A new malware campaign is exploiting the widespread use of WhatsApp to distribute banking trojans and steal sensitive information from Brazilian users. Attackers are leveraging sophisticated social engineering tactics, disguising malicious files as legitimate communications to breach user trust and infiltrate their devices. This burgeoning threat highlights the evolving landscape of cyberattacks, where popular communication platforms are increasingly weaponized.
The campaign, identified as part of the broader Water-Saci operation by K7 Security Labs, begins with phishing emails containing obfuscated VBScript attachments. These scripts are designed to bypass security software and lay the groundwork for further infection. The primary goal appears to be the compromise of financial data, targeting both traditional banking institutions and cryptocurrency wallets prevalent in Brazil.
Technical Breakdown of the Infection Mechanism
The infection chain commences with users receiving phishing emails that contain archived VBScript files. According to K7 Security Labs, these scripts employ significant obfuscation techniques, utilizing character-by-character string construction and XOR encryption to evade detection by antivirus and other security measures. This multi-layered approach makes the initial malicious code difficult to identify.
Following the deobfuscation of the VBScript, the malware downloads and installs essential components: Python and the Selenium WebDriver. This setup is crucial for enabling automated interaction with WhatsApp Web. The attackers have developed a Python script, referred to as `whats.py`, which takes control of an existing WhatsApp Web session on the victim’s machine.
This control is achieved by copying critical browser profile data, including cookies, local storage, and IndexedDB files, to a temporary directory. By utilizing Selenium’s `user-data-dir` argument, the script launches a Chrome browser instance pre-authenticated with the victim’s session. This ingenious method bypasses the need for QR code scanning, a standard security measure for accessing WhatsApp Web, thereby granting attackers direct access.
Once authenticated into WhatsApp Web, the malware injects helper JavaScript code obtained from a GitHub repository. This injected code grants the attackers access to WhatsApp’s internal API functions. Specifically, the malware can enumerate the victim’s contact list using functions like `WPP.contact.list`. It then systematically filters these contacts, excluding individuals associated with groups, business accounts, or those matching pre-defined number patterns specified by the attackers.
The harvested contact information is then batched and used to distribute the next stage of the infection. Attackers send malicious ZIP files to these contacts, effectively propagating the malware throughout the victim’s network. Simultaneously, detailed logs of the operation are transmitted back to a command-and-control server, often a PHP server controlled by the attackers. This process allows for the silent harvesting of contact details and the continuous spread of the campaign.

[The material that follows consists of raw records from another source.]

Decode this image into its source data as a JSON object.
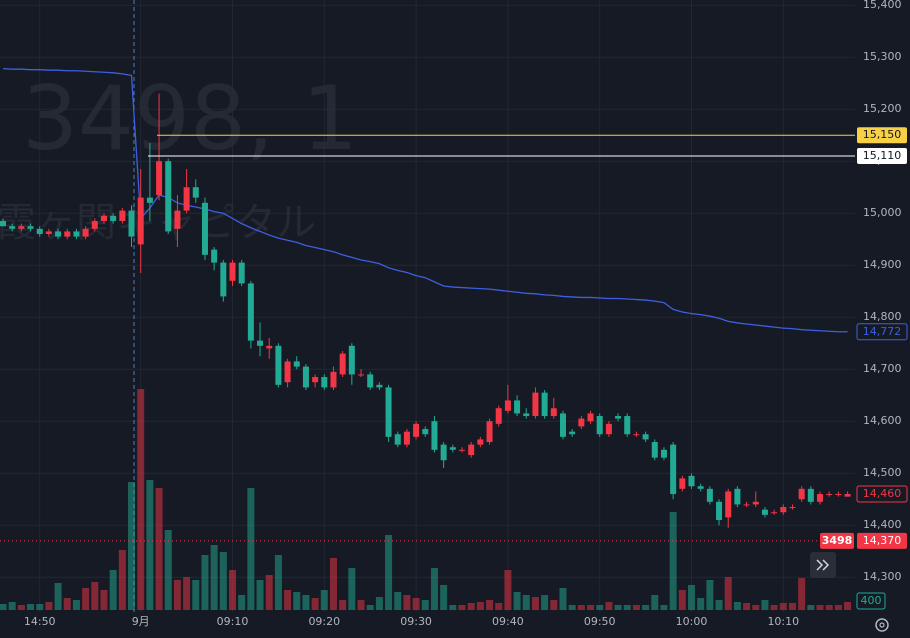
{
  "chart_data": {
    "type": "candlestick",
    "watermark": {
      "symbol": "3498, 1",
      "name": "霞ヶ関キャピタル"
    },
    "categories": [
      null,
      null,
      null,
      null,
      "14:50",
      null,
      null,
      null,
      null,
      null,
      null,
      null,
      null,
      null,
      null,
      "9月",
      null,
      null,
      null,
      null,
      null,
      null,
      null,
      null,
      null,
      "09:10",
      null,
      null,
      null,
      null,
      null,
      null,
      null,
      null,
      null,
      "09:20",
      null,
      null,
      null,
      null,
      null,
      null,
      null,
      null,
      null,
      "09:30",
      null,
      null,
      null,
      null,
      null,
      null,
      null,
      null,
      null,
      "09:40",
      null,
      null,
      null,
      null,
      null,
      null,
      null,
      null,
      null,
      "09:50",
      null,
      null,
      null,
      null,
      null,
      null,
      null,
      null,
      null,
      "10:00",
      null,
      null,
      null,
      null,
      null,
      null,
      null,
      null,
      null,
      "10:10",
      null,
      null,
      null,
      null,
      null,
      null,
      null
    ],
    "open": [
      14985,
      14975,
      14970,
      14975,
      14970,
      14960,
      14965,
      14955,
      14965,
      14955,
      14970,
      14985,
      14995,
      14985,
      15005,
      14940,
      15030,
      15035,
      15100,
      14970,
      15005,
      15050,
      15020,
      14930,
      14905,
      14870,
      14905,
      14865,
      14755,
      14740,
      14745,
      14675,
      14715,
      14705,
      14675,
      14685,
      14665,
      14690,
      14745,
      14690,
      14690,
      14670,
      14665,
      14575,
      14555,
      14570,
      14585,
      14600,
      14555,
      14550,
      14545,
      14535,
      14555,
      14560,
      14595,
      14620,
      14640,
      14615,
      14610,
      14655,
      14610,
      14615,
      14580,
      14590,
      14600,
      14610,
      14575,
      14610,
      14610,
      14575,
      14575,
      14560,
      14545,
      14555,
      14470,
      14495,
      14475,
      14470,
      14445,
      14415,
      14470,
      14440,
      14440,
      14430,
      14425,
      14425,
      14435,
      14450,
      14470,
      14445,
      14460,
      14460,
      14455
    ],
    "high": [
      14990,
      14980,
      14980,
      14980,
      14975,
      14970,
      14970,
      14970,
      14970,
      14975,
      14990,
      15000,
      15000,
      15010,
      15015,
      15085,
      15135,
      15230,
      15105,
      15035,
      15085,
      15065,
      15030,
      14935,
      14910,
      14910,
      14910,
      14870,
      14790,
      14760,
      14750,
      14720,
      14725,
      14710,
      14690,
      14690,
      14705,
      14735,
      14750,
      14700,
      14695,
      14675,
      14670,
      14580,
      14585,
      14600,
      14590,
      14610,
      14560,
      14555,
      14550,
      14560,
      14570,
      14605,
      14630,
      14670,
      14650,
      14625,
      14665,
      14660,
      14645,
      14620,
      14585,
      14610,
      14620,
      14615,
      14600,
      14615,
      14615,
      14580,
      14580,
      14565,
      14550,
      14560,
      14495,
      14500,
      14480,
      14475,
      14450,
      14470,
      14475,
      14445,
      14465,
      14435,
      14430,
      14440,
      14440,
      14475,
      14475,
      14465,
      14465,
      14465,
      14465
    ],
    "low": [
      14975,
      14965,
      14965,
      14965,
      14955,
      14955,
      14950,
      14950,
      14950,
      14950,
      14965,
      14980,
      14980,
      14980,
      14935,
      14885,
      14985,
      15025,
      14960,
      14935,
      15000,
      15020,
      14910,
      14890,
      14830,
      14860,
      14860,
      14740,
      14725,
      14720,
      14665,
      14665,
      14700,
      14660,
      14665,
      14660,
      14660,
      14685,
      14670,
      14685,
      14660,
      14660,
      14560,
      14550,
      14550,
      14565,
      14570,
      14540,
      14510,
      14540,
      14540,
      14530,
      14550,
      14555,
      14590,
      14615,
      14610,
      14605,
      14605,
      14605,
      14605,
      14565,
      14570,
      14585,
      14595,
      14570,
      14570,
      14600,
      14570,
      14570,
      14560,
      14525,
      14525,
      14450,
      14465,
      14470,
      14465,
      14440,
      14400,
      14395,
      14435,
      14435,
      14435,
      14415,
      14420,
      14420,
      14430,
      14445,
      14440,
      14440,
      14455,
      14455,
      14455
    ],
    "close": [
      14975,
      14970,
      14975,
      14970,
      14960,
      14965,
      14955,
      14965,
      14955,
      14970,
      14985,
      14995,
      14985,
      15005,
      14955,
      15030,
      15020,
      15100,
      14965,
      15005,
      15050,
      15030,
      14920,
      14905,
      14840,
      14905,
      14865,
      14755,
      14745,
      14745,
      14670,
      14715,
      14705,
      14665,
      14685,
      14665,
      14695,
      14730,
      14690,
      14690,
      14665,
      14665,
      14570,
      14555,
      14580,
      14595,
      14575,
      14545,
      14525,
      14545,
      14545,
      14555,
      14565,
      14600,
      14625,
      14640,
      14615,
      14610,
      14655,
      14610,
      14625,
      14570,
      14575,
      14605,
      14615,
      14575,
      14595,
      14605,
      14575,
      14575,
      14565,
      14530,
      14530,
      14460,
      14490,
      14475,
      14470,
      14445,
      14410,
      14465,
      14440,
      14440,
      14445,
      14420,
      14425,
      14435,
      14435,
      14470,
      14445,
      14460,
      14460,
      14460,
      14460
    ],
    "volume": [
      300,
      400,
      250,
      300,
      300,
      400,
      1350,
      600,
      500,
      1100,
      1400,
      1000,
      2000,
      3000,
      6400,
      11050,
      6500,
      6100,
      4000,
      1500,
      1650,
      1500,
      2750,
      3250,
      2900,
      2000,
      750,
      6100,
      1500,
      1750,
      2750,
      1000,
      900,
      750,
      600,
      1000,
      2600,
      500,
      2100,
      500,
      250,
      650,
      3750,
      900,
      750,
      600,
      500,
      2100,
      1250,
      250,
      250,
      350,
      400,
      500,
      350,
      2000,
      900,
      750,
      650,
      750,
      500,
      1100,
      250,
      250,
      250,
      250,
      400,
      250,
      250,
      250,
      250,
      750,
      250,
      4900,
      1000,
      1250,
      600,
      1500,
      500,
      1650,
      400,
      350,
      250,
      500,
      250,
      350,
      350,
      1600,
      250,
      250,
      250,
      250,
      400
    ],
    "up_color": "#f23645",
    "down_color": "#22ab94",
    "vwap": {
      "color": "#3d5fe0",
      "values": [
        15278,
        15277,
        15277,
        15276,
        15276,
        15275,
        15275,
        15274,
        15274,
        15273,
        15272,
        15271,
        15270,
        15268,
        15265,
        14990,
        15010,
        15035,
        15030,
        15020,
        15015,
        15012,
        15008,
        15003,
        15000,
        14990,
        14980,
        14972,
        14965,
        14958,
        14952,
        14948,
        14944,
        14938,
        14934,
        14930,
        14926,
        14920,
        14915,
        14910,
        14907,
        14903,
        14895,
        14890,
        14886,
        14880,
        14876,
        14868,
        14860,
        14858,
        14857,
        14856,
        14855,
        14854,
        14852,
        14850,
        14848,
        14846,
        14845,
        14843,
        14842,
        14840,
        14839,
        14838,
        14838,
        14837,
        14836,
        14836,
        14835,
        14834,
        14833,
        14831,
        14828,
        14815,
        14810,
        14807,
        14805,
        14802,
        14798,
        14792,
        14789,
        14787,
        14785,
        14783,
        14781,
        14779,
        14778,
        14776,
        14775,
        14774,
        14773,
        14772,
        14772
      ],
      "last_label": {
        "value": 14772,
        "label": "14,772"
      }
    },
    "last_price": {
      "value": 14460,
      "label": "14,460"
    },
    "price_lines": [
      {
        "value": 15150,
        "label": "15,150",
        "color": "#f7d046"
      },
      {
        "value": 15110,
        "label": "15,110",
        "color": "#ffffff"
      }
    ],
    "marker_line": {
      "value": 14370,
      "label": "14,370",
      "tag": "3498"
    },
    "ylim": [
      14237,
      15410
    ],
    "yticks": [
      {
        "value": 15400,
        "label": "15,400"
      },
      {
        "value": 15300,
        "label": "15,300"
      },
      {
        "value": 15200,
        "label": "15,200"
      },
      {
        "value": 15100,
        "label": "15,100"
      },
      {
        "value": 15000,
        "label": "15,000"
      },
      {
        "value": 14900,
        "label": "14,900"
      },
      {
        "value": 14800,
        "label": "14,800"
      },
      {
        "value": 14700,
        "label": "14,700"
      },
      {
        "value": 14600,
        "label": "14,600"
      },
      {
        "value": 14500,
        "label": "14,500"
      },
      {
        "value": 14400,
        "label": "14,400"
      },
      {
        "value": 14300,
        "label": "14,300"
      }
    ],
    "grid": true
  }
}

Beyond WhatsApp exploitation, the campaign also deploys an MSI installer. This installer places an AutoIt script alongside encrypted payload files. The AutoIt script establishes persistence on the victim’s system through registry modifications and continuously monitors active Windows applications. Its primary function is to detect the presence of banking-related keywords within active windows.
When applications associated with specific Brazilian financial institutions or cryptocurrency wallets are detected, the malware decrypts and loads its banking trojan directly into the system’s memory. This “in-memory” execution bypasses traditional file-based detection methods, as no malicious files are written to the disk, significantly reducing the chances of discovery by security software.
The Water-Saci campaign’s reliance on WhatsApp for distribution is a notable tactic, leveraging the immense trust users place in their contacts. This approach allows the attackers to spread their malicious payloads far and wide while remaining largely undetected. The memory-only execution of the banking trojan further enhances its stealth capabilities, making it a potent threat to financial security in Brazil.
Users are advised to exercise extreme caution regarding unsolicited emails and unexpected attachments, even if they appear to come from known contacts. Maintaining up-to-date antivirus software and regularly updating operating systems and applications can also provide an additional layer of defense against such evolving threats. The ongoing nature of the Water-Saci campaign suggests that continued vigilance and robust cybersecurity practices are essential for protecting sensitive information.